Compte tenu de l'accord du bailleur et des propositions de règlements formulées à l’audience, Madame [V] [C] sera autorisée à se libérer du montant de sa dette selon les modalités qui seront rappelées au dispositif.
V. SUR LES DEMANDES ACCESSOIRES :
Sur les dépens
L’article 696 du code de procédure civile prévoit que la partie perdante est condamnée aux dépens, à moins que le juge, par décision motivée, n'en mette la totalité ou une fraction à la charge d'une autre partie.Il sera rappelé que les dépens sont les frais de justice. Il s’agit notamment de la rémunération des techniciens, l’indemnisation des témoins et les émoluments des officiers publics ou ministériels.

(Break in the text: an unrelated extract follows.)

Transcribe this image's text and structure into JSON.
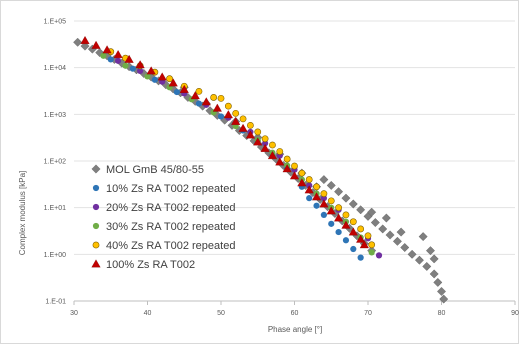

En l’espèce, Madame [V] [C], partie perdante, supportera la charge des dépens, qui comprendront notamment le coût du commandement de payer.
Sur la demande au titre de l’article 700 du code de procédure civile
L’article 700 prévoit que la partie condamnée aux dépens ou qui perd son procès peut être condamnée à payer à l’autre partie au paiement d’une somme destinée à compenser les frais exposés pour le procès et non compris dans les dépens.

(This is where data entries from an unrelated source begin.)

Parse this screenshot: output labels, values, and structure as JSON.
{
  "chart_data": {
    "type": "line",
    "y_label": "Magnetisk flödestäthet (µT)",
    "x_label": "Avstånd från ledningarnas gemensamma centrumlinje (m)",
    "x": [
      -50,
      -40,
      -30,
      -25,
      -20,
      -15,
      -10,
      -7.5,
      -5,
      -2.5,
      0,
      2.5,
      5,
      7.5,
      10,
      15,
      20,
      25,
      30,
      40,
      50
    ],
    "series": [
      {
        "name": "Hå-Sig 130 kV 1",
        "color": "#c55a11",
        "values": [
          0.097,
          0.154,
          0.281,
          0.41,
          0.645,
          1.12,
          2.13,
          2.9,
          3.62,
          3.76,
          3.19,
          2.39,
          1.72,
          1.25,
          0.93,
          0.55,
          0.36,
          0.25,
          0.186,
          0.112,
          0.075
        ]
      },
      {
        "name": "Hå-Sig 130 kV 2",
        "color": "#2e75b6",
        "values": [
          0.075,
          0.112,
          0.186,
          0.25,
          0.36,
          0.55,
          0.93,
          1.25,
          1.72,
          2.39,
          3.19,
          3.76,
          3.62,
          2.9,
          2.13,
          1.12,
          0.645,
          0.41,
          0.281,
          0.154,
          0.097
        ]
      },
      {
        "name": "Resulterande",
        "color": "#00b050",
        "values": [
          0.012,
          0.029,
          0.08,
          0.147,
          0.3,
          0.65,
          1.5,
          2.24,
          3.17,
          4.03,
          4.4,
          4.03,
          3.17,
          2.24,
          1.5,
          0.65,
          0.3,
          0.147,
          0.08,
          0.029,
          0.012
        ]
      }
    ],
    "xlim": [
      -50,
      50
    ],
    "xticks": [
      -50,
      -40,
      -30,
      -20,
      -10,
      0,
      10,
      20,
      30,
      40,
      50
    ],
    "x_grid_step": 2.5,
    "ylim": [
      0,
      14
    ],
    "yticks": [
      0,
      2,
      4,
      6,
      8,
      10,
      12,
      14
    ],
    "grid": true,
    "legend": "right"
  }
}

Dans ce cadre, le juge tient compte de l’équité ou de la situation économique des parties.
L'équité commande de ne pas faire application des dispositions de l'article 700 du code de procédure civile.
Sur l’exécution provisoire
Il convient de rappeler que la présente instance est soumise aux dispositions de l’article 514 du code de procédure civile aux termes duquel les décisions de première instance sont de droit exécutoires à titre provisoire.
PAR CES MOTIFS,
La juge des contentieux de la protection statuant en référé, par mise à disposition au greffe, par ordonnance contradictoire et en premier ressort,
Au principal, RENVOIE les parties à se pourvoir ainsi qu’elles aviseront, mais dès à présent et par provision:
CONSTATE le désistement de l'EPIC OPH DE CHARTRES METROPOLE dénommé C' CHARTRES concernant la demande d’acquisition de la clause résolutoire insérée dans le bail 6 septembre 2019 portant que le local à usage d’habitation situé au 14 rue Jules Hetzel 28000 CHARTRES sont réunies à la date du 26 DECEMBRE 2023, date de résiliation du bail et des demandes subséquentes devenues sans objet ;
CONDAMNE Madame [V] [C] à verser à l'EPIC OPH DE CHARTRES METROPOLE dénommé C' CHARTRES à titre provisionnel la somme de 7.585,78 € (décompte arrêté au 2 JUILLET 2024) (sept mille cinq cent quatre vingt cinq euros et soixante dix huit centimes) ;
AUTORISE Madame [V] [C] à s’acquitter de cette somme, en 17 mensualités de 500 € chacune et une 18ème mensualité qui soldera la dette en principal et intérêts ;
PRECISE que chaque mensualité devra intervenir avant le 15 de chaque mois et pour la première fois avant le 15 du mois suivant la signification de la présente ordonnance ;
DIT que, toute mensualité restée impayée quinze jours après l'envoi d'une mise en demeure par lettre recommandée avec avis de réception réclamant le solde de la dette justifiera :
* que le solde de la dette devienne immédiatement exigible ;
RAPPELLE qu'en application de l'article 1343-5 alinéa 4 du code civil, la décision du juge suspend les procédures d'exécution qui auraient été engagées par le créancier et les majorations d'intérêts ou les pénalités prévues en cas de retard ne sont pas encourues pendant le délai fixé par le juge;
DEBOUTE l'EPIC OPH DE CHARTRES METROPOLE dénommé C' CHARTRES de sa demande au titre de l'article 700 du code de procédure civile;
DEBOUTE les parties de leurs demandes plus amples ou contraires ;
CONDAMNE Madame [V] [C] aux dépens, qui comprendront notamment le coût du commandement de payer;
RAPPELLE que la présente ordonnance est de plein droit exécutoire à titre provisoire ;
DIT que la présente décision sera notifiée par le greffe à la préfecture d'Eure et Loir en application de l’article R.412-2 du code des procédures civiles d’exécution ;
Ainsi ordonnée et prononcée le 22 Octobre 2024.